Le tien, je sais pas, mais le mien me gonfle t'imagines même pas à quel point. Faut quand même avoir un sérieux problème pour réveiller tout le quartier le dimanche, à l'aube, à coups de tronçonneuse alors qu'on habite en plein cité HLM. Je rappelle aux riches et aux bouseux qu'il n'y a pas d'arbre, ou si peu, dans nos belles cités HLM de France, et encore moins dans les cages à lapin que l'on ose encore appeler appartements. Personnellement, j'ai cherché partout et je n'ai pas trouvé le moindre arbrisseau.
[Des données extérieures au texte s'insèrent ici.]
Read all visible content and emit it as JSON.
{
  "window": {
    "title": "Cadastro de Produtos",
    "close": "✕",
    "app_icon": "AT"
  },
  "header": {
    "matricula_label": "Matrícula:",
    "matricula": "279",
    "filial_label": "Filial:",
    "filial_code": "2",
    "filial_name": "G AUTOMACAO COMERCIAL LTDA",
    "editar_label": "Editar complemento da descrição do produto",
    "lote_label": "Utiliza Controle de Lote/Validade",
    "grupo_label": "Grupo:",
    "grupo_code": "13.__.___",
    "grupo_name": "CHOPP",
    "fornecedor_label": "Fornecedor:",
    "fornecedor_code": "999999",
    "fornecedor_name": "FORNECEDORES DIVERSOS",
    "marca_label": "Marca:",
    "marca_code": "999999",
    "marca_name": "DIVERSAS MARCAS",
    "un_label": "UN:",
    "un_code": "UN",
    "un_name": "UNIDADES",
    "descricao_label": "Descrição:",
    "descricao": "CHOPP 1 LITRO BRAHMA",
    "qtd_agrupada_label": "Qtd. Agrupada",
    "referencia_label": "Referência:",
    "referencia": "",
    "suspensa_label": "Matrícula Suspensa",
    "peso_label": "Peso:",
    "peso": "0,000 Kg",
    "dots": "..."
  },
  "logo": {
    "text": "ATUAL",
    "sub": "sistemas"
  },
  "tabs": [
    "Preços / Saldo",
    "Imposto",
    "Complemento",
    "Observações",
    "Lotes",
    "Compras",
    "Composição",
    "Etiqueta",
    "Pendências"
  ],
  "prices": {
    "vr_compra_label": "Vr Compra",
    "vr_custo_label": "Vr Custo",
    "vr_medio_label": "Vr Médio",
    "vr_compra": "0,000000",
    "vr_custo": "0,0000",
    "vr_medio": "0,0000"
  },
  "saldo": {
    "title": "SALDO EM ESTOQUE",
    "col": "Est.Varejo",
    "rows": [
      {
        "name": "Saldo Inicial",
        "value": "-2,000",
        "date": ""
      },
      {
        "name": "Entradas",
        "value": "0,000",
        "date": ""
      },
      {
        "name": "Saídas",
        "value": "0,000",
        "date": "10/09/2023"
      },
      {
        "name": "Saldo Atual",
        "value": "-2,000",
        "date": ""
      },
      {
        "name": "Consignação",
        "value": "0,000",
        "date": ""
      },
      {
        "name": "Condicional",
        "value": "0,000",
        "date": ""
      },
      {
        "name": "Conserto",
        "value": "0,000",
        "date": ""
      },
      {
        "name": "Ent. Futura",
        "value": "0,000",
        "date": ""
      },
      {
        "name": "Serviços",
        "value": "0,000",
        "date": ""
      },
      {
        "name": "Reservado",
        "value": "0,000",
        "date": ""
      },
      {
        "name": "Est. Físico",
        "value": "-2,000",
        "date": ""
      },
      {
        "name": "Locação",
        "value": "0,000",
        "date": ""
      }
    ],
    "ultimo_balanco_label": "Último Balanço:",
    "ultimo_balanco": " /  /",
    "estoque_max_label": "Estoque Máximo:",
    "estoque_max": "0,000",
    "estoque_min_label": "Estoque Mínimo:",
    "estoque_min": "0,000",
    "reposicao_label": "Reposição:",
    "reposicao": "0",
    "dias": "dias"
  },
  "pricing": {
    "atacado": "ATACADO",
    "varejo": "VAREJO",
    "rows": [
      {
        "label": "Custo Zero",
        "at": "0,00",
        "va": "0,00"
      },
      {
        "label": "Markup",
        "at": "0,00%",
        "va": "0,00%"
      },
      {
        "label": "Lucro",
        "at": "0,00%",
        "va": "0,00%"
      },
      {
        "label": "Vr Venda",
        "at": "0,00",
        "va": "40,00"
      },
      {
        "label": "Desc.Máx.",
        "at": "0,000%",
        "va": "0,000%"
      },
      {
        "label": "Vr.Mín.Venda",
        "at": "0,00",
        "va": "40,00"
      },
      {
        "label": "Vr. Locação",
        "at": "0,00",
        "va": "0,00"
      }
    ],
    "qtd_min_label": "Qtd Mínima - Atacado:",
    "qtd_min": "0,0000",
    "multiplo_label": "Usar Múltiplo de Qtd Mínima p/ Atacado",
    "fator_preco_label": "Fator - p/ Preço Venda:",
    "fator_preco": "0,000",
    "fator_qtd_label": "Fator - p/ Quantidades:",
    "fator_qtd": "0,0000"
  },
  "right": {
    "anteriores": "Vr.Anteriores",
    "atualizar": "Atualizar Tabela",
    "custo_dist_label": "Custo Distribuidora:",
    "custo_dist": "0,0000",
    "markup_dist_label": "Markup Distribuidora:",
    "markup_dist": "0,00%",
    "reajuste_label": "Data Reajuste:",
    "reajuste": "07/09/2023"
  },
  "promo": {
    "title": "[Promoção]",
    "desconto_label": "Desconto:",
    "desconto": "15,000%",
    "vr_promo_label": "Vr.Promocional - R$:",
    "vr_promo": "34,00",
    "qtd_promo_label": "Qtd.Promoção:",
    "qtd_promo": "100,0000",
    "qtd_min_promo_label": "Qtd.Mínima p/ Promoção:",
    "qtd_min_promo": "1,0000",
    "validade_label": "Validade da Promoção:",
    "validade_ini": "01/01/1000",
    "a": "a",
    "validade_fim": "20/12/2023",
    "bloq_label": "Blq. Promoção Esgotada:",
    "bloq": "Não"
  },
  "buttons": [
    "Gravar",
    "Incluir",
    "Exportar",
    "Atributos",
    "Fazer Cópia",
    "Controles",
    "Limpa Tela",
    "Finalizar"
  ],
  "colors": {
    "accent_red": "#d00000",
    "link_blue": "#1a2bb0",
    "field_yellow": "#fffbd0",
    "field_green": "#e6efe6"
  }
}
Y a bien trois quatre pieds de beuh de taille conséquente qui traînent dans mon « salon » - notez le discret sous-entendu des guillemets - mais tu les tailles pas à la mâchette, non? Encore moins à la tronçonneuse! C'est d'un snob.
Toujours est-il que tous les dimanches, entre six et sept, ce putain d'arboriculteur de mes couilles élague joyeusement son doux foyer. Minutieusement et de fond en comble. Oui, évidemment, il occupe l'appart' juste au-dessus. Je préférais quand c'était l'étudiante à talons. C'est dire. Mais bon, vu que je suis dessous, je n'ai pas besoin d'un sonar, d'un radar ou de Dieu sait quel truc bizarre à la Octobre Rouge pour suivre dans le détail la progression de son bricolage de la semaine. Le mot est mal choisi? Pas du tout. Il bricole à sa manière. J'aimerais mieux l'entendre collectionner des timbres ou construire des Sacrés-Coeurs en allumettes, mais faut croire que j'ai pas d'bol et c'est marre.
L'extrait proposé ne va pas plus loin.